Nonprofit activists urged grant makers at a meeting in Washington to help strengthen community organizations that can tackle the kind of racial-justice issues exposed by events surrounding the shooting of an unarmed black teenager in Ferguson, Mo.
“Ferguson’s going to happen again,” said Glenn Harris, president of the Center for Social Inclusion, who attended the meeting on Wednesday, which was sponsored by the Ford Foundation, the W.K. Kellogg Foundation, and the Open Society Foundations. “There was pretty strong agreement that this was the tip of the iceberg.”
The shooting of Michael Brown last month by a white police officer sparked protests that drew police in riot gear, who used tear gas and armored vehicles to control the crowds, drawing sharp criticism from philanthropic leaders and others.
Mr. Harris and other participants said the invitation-only gathering discussed ways philanthropy could promote solutions to problems that have arisen from the country’s changing demographics—for example, the migration of many blacks from cities to suburbs. That has resulted in racial inequities in towns like Ferguson, a St. Louis suburb, where the population is predominantly black but the city council and police force are mostly white.
This trend has also separated blacks from the city-based nonprofit, religious, and cultural organizations that serve as community “anchors,” Mr. Harris said. “It’s not just that small organizations on the ground need support, but in many locations like Ferguson there aren’t even existing organizations.”
About 50 activists and grant makers from across the country attended the meeting, hosted by the Philanthropic Initiative for Racial Equity, in person or by telephone. They included representatives of ColorofChange.org, the Florida New Majority, the Organization for Black Struggle, the Deaconess Foundation, in St. Louis, the California Community Foundation, and the San Francisco Foundation.
Lori Villarosa, executive director of the initiative, which promotes giving to combat structural racism, said they discussed ways both sides could address the underlying issues that contribute to “flashpoints” like Ferguson—including racial polarization and weak civic infrastructure in inner-ring suburbs.

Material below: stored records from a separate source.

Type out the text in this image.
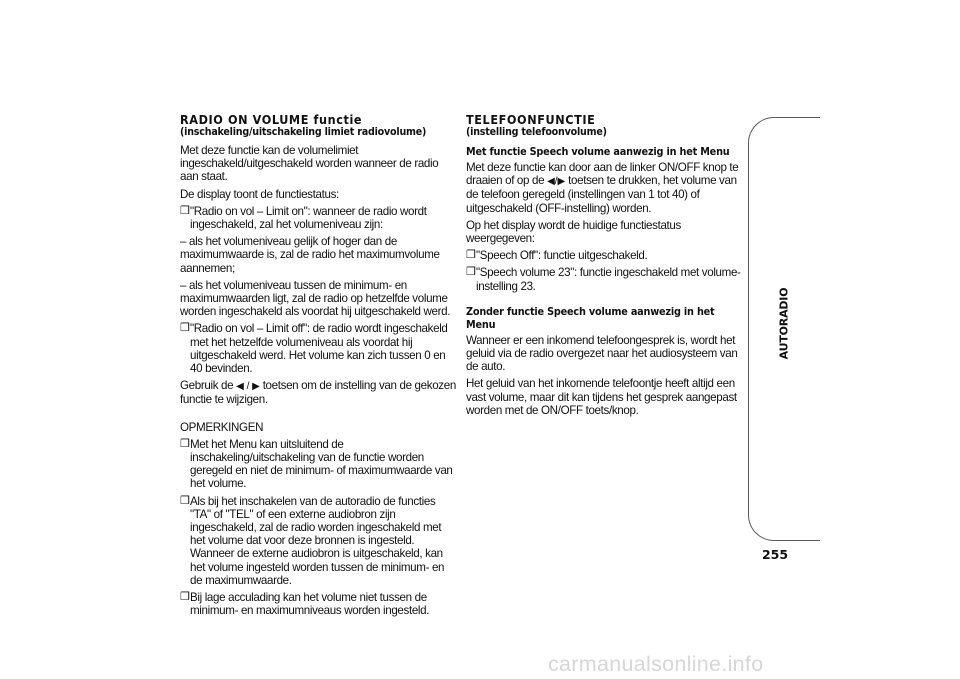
RADIO ON VOLUME functie
(inschakeling/uitschakeling limiet radiovolume)

Met deze functie kan de volumelimiet ingeschakeld/uitgeschakeld worden wanneer de radio aan staat.

De display toont de functiestatus:

❒ "Radio on vol – Limit on": wanneer de radio wordt ingeschakeld, zal het volumeniveau zijn:

– als het volumeniveau gelijk of hoger dan de maximumwaarde is, zal de radio het maximumvolume aannemen;

– als het volumeniveau tussen de minimum- en maximumwaarden ligt, zal de radio op hetzelfde volume worden ingeschakeld als voordat hij uitgeschakeld werd.

❒ "Radio on vol – Limit off": de radio wordt ingeschakeld met het hetzelfde volumeniveau als voordat hij uitgeschakeld werd. Het volume kan zich tussen 0 en 40 bevinden.

Gebruik de ◀ / ▶ toetsen om de instelling van de gekozen functie te wijzigen.

OPMERKINGEN

❒ Met het Menu kan uitsluitend de inschakeling/uitschakeling van de functie worden geregeld en niet de minimum- of maximumwaarde van het volume.
❒ Als bij het inschakelen van de autoradio de functies "TA" of "TEL" of een externe audiobron zijn ingeschakeld, zal de radio worden ingeschakeld met het volume dat voor deze bronnen is ingesteld. Wanneer de externe audiobron is uitgeschakeld, kan het volume ingesteld worden tussen de minimum- en de maximumwaarde.
❒ Bij lage acculading kan het volume niet tussen de minimum- en maximumniveaus worden ingesteld.
TELEFOONFUNCTIE
(instelling telefoonvolume)
Met functie Speech volume aanwezig in het Menu

Met deze functie kan door aan de linker ON/OFF knop te draaien of op de ◀/▶ toetsen te drukken, het volume van de telefoon geregeld (instellingen van 1 tot 40) of uitgeschakeld (OFF-instelling) worden.

Op het display wordt de huidige functiestatus weergegeven:

❒ "Speech Off": functie uitgeschakeld.
❒ "Speech volume 23": functie ingeschakeld met volume-instelling 23.
Zonder functie Speech volume aanwezig in het Menu

Wanneer er een inkomend telefoongesprek is, wordt het geluid via de radio overgezet naar het audiosysteem van de auto.

Het geluid van het inkomende telefoontje heeft altijd een vast volume, maar dit kan tijdens het gesprek aangepast worden met de ON/OFF toets/knop.

AUTORADIO
255
carmanualsonline.info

In addition, Americans have grown increasingly polarized politically and economically since the 1970s, long-term trends that cannot be fixed by “prophylactics” like better police training, said participant john a. powell, director of the Haas Institute for a Fair and Inclusive Society at the University of California at Berkeley.
Eric Ward, a program manager at the Ford Foundation, said the conversation fit into Ford’s larger effort to promote more “inclusive democracy,” an issue that also affects majority-black cities like Detroit, where an unelected emergency manager has been governing during bankruptcy proceedings.
But philanthropy can do only so much, he said, noting that there are tens of thousands of municipalities across the country. “Philanthropy at its best, and combined and aligned across the political spectrum, wouldn’t have the resources available to do the deep kind of organizing that’s happening in Ferguson.”
The foundations made no specific funding commitments, participants said, but agreed to continue discussing the issues raised.
The Open Society Foundations plans to help organize a second meeting that will explore racial-justice issues in a global context, for example by examining discrimination against the Roma in Europe, said Allison Brown, a program officer at the organization.